Ce sont des questions de sens : Qu’est-ce qui a du sens et qu’est-ce qui n’en a pas ?
Gestation pour Autrui (G.P.A.) : des personnes disent que c’est un non-sens, d’autres disent
que cela a du sens. Par derrière, il y a toute notre représentation de la vie.
Il y a le possible et l’impossible.
Les biologistes sont des chercheurs et non des apprentis sorciers. Ils sont beaucoup plus
inquiets et porteurs de questions que nous pouvons le croire. Il arrive qu’ils arrêtent leur
recherche en se disant : je préfère ne pas aller plus loin. Certains changent de métier.
Qu’est-ce que nous voulons faire ? Où voulons-nous aller ?
Il y a la question de responsabilité. Qui est responsable ? Qui prend les décisions ?
Qui répond de quoi ? Et à qui ?
Différence entre éthique et morale : éthique : qu’est-ce qu’on va faire de cela ? morale :
différentes positions morales selon la diversité des sensibilités. Nous avons une éducation
morale : nous avons appris des valeurs de nos parents, dans lesquelles nous faisons le tri. La
morale est du côté des valeurs, des principes et des règles auxquels on tient. On a la morale de
son histoire personnelle.
Déontologie : dans chaque profession, il y a une sorte de règlement intérieur.
Dans le monde de la santé, on ne soigne jamais une personne sans son consentement. (on
respecte la personne dans sa conscience).
La déontologie se traduit par des protocoles, des procédures.
Le manque de temps est un vrai problème d’éthique et de morale dans notre société. Pour
faire des économies, on risque de faire des dérapages.
Puis c’est le temps de
l’intervention de
Bruno-Marie Duffé
En éthique et bioéthique, trois attitudes :
- Attitude paternaliste : qui consiste à dire « Je sais ce qui est bon pour vous. » Le père
qui porte l’autre. Pendant des années, les études de médecine formaient à cette
attitude.
- Attitude autonomiste : « Vous savez ce qui est bon pour vous. Qu’est-ce que vous en
pensez ? Qu’est-ce qui serait meilleur pour vous ? » On essaye de solliciter de la
personne quelque chose de l’expression de sa liberté.
- Il faut un peu des deux : attitude dialoguée (d’Edgar Morin) : cherchons ensemble ce
qui est préférable.
Trois questions permanentes en éthique : trois mots clefs.

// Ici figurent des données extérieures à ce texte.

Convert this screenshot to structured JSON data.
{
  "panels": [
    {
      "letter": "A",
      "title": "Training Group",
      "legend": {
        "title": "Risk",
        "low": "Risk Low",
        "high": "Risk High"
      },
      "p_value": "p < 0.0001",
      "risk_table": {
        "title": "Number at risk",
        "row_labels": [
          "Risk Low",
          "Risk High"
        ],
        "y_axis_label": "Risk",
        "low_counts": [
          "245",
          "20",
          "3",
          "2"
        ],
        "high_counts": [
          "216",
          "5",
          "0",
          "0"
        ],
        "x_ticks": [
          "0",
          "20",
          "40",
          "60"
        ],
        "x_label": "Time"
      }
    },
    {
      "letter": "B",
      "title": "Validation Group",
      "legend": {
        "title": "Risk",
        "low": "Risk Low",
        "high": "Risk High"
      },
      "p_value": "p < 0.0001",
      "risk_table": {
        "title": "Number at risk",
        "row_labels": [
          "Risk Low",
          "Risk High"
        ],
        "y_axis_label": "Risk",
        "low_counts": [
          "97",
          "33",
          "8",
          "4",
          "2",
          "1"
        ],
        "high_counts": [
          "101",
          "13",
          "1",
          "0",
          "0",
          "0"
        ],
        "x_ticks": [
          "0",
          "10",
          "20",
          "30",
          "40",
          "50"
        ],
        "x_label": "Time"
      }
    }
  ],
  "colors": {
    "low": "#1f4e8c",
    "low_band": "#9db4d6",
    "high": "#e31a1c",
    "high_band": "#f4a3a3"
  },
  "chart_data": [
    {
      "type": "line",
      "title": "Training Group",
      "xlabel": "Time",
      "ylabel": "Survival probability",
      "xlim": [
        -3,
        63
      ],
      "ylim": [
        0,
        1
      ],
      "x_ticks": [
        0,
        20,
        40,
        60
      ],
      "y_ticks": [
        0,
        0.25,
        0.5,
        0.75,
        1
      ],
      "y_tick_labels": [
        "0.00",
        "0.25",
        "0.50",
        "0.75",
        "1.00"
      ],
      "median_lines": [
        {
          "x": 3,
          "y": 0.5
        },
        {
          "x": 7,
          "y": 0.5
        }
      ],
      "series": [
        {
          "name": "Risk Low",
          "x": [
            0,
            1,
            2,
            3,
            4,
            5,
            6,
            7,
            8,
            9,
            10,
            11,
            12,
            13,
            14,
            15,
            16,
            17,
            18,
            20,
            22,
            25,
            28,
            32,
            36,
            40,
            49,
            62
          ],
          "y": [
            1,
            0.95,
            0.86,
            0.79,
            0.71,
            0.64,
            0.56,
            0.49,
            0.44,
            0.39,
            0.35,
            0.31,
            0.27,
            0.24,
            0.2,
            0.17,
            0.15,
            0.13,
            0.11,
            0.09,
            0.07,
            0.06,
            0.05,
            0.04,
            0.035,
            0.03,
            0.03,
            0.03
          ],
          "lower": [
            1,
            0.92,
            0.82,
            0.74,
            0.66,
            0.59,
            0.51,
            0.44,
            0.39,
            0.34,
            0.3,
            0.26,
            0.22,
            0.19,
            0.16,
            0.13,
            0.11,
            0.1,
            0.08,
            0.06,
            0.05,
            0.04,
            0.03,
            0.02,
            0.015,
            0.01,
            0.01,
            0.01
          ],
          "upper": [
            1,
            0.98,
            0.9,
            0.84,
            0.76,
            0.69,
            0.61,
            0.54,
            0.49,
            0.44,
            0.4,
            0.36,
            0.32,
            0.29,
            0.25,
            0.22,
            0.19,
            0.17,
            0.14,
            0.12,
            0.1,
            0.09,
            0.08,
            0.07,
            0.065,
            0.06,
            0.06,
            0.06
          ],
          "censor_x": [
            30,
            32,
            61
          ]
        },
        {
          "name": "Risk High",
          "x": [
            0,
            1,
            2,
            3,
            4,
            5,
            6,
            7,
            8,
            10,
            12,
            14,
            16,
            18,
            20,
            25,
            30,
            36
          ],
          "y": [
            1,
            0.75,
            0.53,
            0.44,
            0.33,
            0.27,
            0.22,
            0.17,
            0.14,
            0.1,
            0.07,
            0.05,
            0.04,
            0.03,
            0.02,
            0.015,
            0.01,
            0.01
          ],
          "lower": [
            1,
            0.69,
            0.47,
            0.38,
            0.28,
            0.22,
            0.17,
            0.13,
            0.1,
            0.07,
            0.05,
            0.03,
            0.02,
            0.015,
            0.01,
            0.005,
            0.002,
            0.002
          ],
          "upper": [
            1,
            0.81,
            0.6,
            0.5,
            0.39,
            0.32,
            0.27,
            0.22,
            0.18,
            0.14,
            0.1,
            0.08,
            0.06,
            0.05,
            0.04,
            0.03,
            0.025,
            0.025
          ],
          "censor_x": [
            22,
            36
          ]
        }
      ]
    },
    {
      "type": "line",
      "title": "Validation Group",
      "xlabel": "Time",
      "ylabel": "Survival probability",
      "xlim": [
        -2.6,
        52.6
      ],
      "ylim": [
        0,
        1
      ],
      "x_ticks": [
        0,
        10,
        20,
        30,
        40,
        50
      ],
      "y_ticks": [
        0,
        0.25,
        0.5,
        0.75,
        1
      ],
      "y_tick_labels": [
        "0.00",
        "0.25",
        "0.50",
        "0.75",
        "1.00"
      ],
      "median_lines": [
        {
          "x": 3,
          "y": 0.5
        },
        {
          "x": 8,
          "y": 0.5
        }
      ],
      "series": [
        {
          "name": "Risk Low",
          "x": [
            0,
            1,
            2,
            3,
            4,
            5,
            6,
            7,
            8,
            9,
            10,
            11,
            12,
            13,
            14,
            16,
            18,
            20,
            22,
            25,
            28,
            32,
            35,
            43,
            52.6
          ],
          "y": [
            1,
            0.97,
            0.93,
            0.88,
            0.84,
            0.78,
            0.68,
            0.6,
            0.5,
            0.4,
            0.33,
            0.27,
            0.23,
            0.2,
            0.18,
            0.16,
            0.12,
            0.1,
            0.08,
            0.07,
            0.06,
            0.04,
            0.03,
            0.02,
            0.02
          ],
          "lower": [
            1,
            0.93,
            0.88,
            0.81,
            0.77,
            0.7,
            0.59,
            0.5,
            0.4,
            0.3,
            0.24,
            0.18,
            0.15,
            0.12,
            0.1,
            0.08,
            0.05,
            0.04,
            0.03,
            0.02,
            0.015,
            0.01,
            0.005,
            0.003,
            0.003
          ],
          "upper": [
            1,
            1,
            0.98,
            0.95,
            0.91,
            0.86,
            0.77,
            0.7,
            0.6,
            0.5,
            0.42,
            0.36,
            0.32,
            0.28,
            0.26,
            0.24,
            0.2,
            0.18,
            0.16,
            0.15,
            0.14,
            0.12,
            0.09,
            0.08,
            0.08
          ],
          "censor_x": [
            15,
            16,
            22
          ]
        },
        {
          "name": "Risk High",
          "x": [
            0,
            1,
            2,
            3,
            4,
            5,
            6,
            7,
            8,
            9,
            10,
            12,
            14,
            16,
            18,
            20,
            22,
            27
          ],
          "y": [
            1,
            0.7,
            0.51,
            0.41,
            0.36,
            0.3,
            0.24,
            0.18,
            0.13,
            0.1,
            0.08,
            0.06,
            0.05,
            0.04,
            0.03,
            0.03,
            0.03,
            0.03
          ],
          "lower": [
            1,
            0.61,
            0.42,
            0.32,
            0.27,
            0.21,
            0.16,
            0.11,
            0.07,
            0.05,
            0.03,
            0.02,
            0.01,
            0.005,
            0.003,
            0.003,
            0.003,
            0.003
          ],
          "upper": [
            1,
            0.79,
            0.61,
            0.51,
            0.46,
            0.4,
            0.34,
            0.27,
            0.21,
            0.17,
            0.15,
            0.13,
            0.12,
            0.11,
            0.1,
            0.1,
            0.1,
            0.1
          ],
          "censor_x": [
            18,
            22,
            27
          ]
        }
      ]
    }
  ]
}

- La place de la parole dans notre vie. Est-ce qu’on peut se parler ? Parler ce n’est pas
toujours parler. Il y a aussi des silences qui parlent. Accompagner : c’est être prêt de la
personne, lui tenir la main…parler c’est être là, présent. C’est parce qu’on se parle
qu’il peut y avoir un projet. Dans la parole, on peut ressentir l’inquiétude, on peut dire
l’espérance.
- Le consentement : sentir ensemble. Comment on peut être sûr qu’on est en phase
avec la personne qu’on soigne ? L’autre doit pouvoir dire je ne sens plus…je ne
comprends pas ce que vous faîtes…
- La décision : comment on décide ? On peut décider tout seul : je cide. Souvent
renvoyé à un Je plus un Tu. Et parfois : Je-Tu-Nous : Est-ce que nous pouvons voir
ensemble comment bien faire ?
La bio-éthique : ce mot a été utilisé après la 2nde guerre mondiale.
En 1947, le Procès de Nuremberg dénonce les expérimentations pratiquées par des médecins
nazistes et insiste sur le fait qu’on ne doit jamais faire cela. Des choses ne sont pas possibles
lorsqu’il s’agit du corps et de la vie. Le procès édicte 10 principes majeurs du respect du corps
de l’autre.
1949 : code international d’éthique médical (s’efforce de relier déontologie médicale et droits
de l’homme).
1970 : la bio-éthique se développe en particulier aux Etats Unis.
Ce qui est techniquement possible est-il éthiquement acceptable ? Est-ce que cela a du sens ?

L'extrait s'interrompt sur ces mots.